(12-01-2020, 10:18 PM)solid Wrote: The program "Acceleration Spectrum" in "Tools" presents FFT of all accelerations components together. For studies of a pendulum it is interesting to separate them. So I give slightly modified version "Acceleration Spectrum 2" where ax (red), ay (blue) and az (yellow) are separated and presented in the same graph. The results for illustration are obtained with my, fortunately conserved, pendulum with smartphone put at the bob position with x-axis in the direction of motion and y-axis in the direction of the pendulum rod. One can easily see the primary frequency 0.5 Hz of the pendulum for ax and a double frequency for ay. The effect is many time discussed in the literature and recently becomes the topic of a special paper: Sophie Reinhold and Michael Ziese 2020 Eur. J. Phys. in press https://doi.org/10.1088/1361-6404/abc2db.
Many thanks for all your help. I've just tried that new experiment that you have provided - but on the 'spectrum' view I get (I think) all three acceleration components in the same color so it is not possible to distinguish each component. I loaded that experiment via downloading your .phyphox file on my PC, then loading it into phyphox editor, creating a QR code, and then letting phyphox app on my phone load that experiment from that QR code. I think it all worked since the title does say 'Acceleration Spectrum 2'. Any ideas?
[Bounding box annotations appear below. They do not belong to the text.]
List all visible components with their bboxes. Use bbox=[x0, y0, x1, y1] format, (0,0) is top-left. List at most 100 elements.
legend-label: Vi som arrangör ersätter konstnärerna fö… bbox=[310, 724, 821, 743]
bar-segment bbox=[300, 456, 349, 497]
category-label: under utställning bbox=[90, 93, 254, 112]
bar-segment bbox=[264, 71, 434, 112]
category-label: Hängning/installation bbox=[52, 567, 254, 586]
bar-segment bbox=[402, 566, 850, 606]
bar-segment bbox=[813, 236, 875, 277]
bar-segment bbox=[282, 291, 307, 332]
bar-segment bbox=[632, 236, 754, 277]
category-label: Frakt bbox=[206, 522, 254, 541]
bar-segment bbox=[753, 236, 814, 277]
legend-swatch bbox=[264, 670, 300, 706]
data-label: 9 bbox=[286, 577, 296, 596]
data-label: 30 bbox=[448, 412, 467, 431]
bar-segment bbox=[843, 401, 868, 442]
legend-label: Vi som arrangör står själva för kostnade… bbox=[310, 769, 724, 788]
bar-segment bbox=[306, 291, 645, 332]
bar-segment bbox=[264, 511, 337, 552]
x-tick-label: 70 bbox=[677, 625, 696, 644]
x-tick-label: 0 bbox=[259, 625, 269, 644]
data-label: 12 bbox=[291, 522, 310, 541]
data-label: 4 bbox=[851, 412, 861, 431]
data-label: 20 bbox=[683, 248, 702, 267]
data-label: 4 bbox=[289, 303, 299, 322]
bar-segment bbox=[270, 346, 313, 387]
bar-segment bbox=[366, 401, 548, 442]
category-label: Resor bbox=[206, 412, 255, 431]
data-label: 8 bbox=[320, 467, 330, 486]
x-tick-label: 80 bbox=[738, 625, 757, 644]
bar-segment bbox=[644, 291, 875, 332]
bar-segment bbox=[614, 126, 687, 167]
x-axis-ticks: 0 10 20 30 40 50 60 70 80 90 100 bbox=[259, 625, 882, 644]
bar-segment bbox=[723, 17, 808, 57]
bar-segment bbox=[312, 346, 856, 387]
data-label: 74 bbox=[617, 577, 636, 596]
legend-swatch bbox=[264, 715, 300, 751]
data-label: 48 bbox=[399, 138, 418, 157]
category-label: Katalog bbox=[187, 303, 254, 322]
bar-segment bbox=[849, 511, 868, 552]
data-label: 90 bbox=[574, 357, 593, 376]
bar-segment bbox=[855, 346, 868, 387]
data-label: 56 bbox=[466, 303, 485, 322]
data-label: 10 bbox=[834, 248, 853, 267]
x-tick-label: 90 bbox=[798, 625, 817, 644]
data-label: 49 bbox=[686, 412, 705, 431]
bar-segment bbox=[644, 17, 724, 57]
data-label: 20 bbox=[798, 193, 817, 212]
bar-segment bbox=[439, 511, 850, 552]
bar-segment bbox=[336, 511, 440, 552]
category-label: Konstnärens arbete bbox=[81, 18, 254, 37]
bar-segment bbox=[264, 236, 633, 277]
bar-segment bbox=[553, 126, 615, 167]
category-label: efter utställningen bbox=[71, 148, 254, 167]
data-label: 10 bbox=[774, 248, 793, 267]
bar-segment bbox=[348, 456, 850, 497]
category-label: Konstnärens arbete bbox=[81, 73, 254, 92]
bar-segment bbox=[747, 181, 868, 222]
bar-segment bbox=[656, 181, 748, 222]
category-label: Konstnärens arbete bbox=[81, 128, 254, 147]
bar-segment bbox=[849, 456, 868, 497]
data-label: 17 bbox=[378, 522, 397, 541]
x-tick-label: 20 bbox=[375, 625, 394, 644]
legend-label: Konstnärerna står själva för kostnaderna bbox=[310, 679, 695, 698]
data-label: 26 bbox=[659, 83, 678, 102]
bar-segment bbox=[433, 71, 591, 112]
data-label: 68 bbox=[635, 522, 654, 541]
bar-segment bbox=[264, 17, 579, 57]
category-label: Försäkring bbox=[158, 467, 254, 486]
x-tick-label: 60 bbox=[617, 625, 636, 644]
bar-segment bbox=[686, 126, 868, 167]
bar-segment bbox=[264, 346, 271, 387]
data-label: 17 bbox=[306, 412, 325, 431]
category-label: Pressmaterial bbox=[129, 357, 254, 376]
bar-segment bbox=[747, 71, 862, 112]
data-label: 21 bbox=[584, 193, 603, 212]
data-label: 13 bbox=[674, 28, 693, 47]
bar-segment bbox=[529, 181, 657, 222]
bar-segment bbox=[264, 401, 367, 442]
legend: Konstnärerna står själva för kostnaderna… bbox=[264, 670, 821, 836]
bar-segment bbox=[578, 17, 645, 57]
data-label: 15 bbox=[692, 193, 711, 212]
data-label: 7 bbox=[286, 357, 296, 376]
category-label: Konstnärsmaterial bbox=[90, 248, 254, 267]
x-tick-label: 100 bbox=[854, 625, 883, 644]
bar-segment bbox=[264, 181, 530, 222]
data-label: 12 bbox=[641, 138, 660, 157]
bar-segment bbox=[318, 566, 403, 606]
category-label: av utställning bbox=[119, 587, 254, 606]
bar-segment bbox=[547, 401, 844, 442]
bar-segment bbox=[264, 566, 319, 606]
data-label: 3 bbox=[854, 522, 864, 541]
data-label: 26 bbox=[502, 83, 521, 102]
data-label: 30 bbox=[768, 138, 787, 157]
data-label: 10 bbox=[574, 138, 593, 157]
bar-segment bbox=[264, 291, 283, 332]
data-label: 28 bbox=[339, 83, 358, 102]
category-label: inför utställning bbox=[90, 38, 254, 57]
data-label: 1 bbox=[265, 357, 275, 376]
(12-01-2020, 10:26 PM)Jens Noritzsch Wrote: The resolution in the autocorrelation graph corresponds to that of the sensor, so for iDevices it would be 100Hz, i.e. one dot each 10ms. The analysis algorithm looks out for the right most maximum and divides the time shift by the order of the maximum. This improves the resolution a bit to 10ms/order.
I performed a few tests and could definitely see a 10ms “grid” in 1/frequency, i.e. the period. The associated order of the dots in-between keeps me wondering a bit (in the final example one less than expected)…
Jens,
thank you so much for your help. I'm not sure if I fully follow, so let me try in my own words. referring back to my screenshot. Are you saying that:
- data points marked in blue and in green are there because while the frequency of the pendulum changes continuously, the fact that the sensor is of finite resolution makes the results appear as there are two distinct resonance frequencies. Because some data points will result to (round off to) resonance frequency ~0.83Hz, while others to ~0.8356Hz. That would make perfect sense to me.
- data points marked in red - it is still a bit unclear why these are there?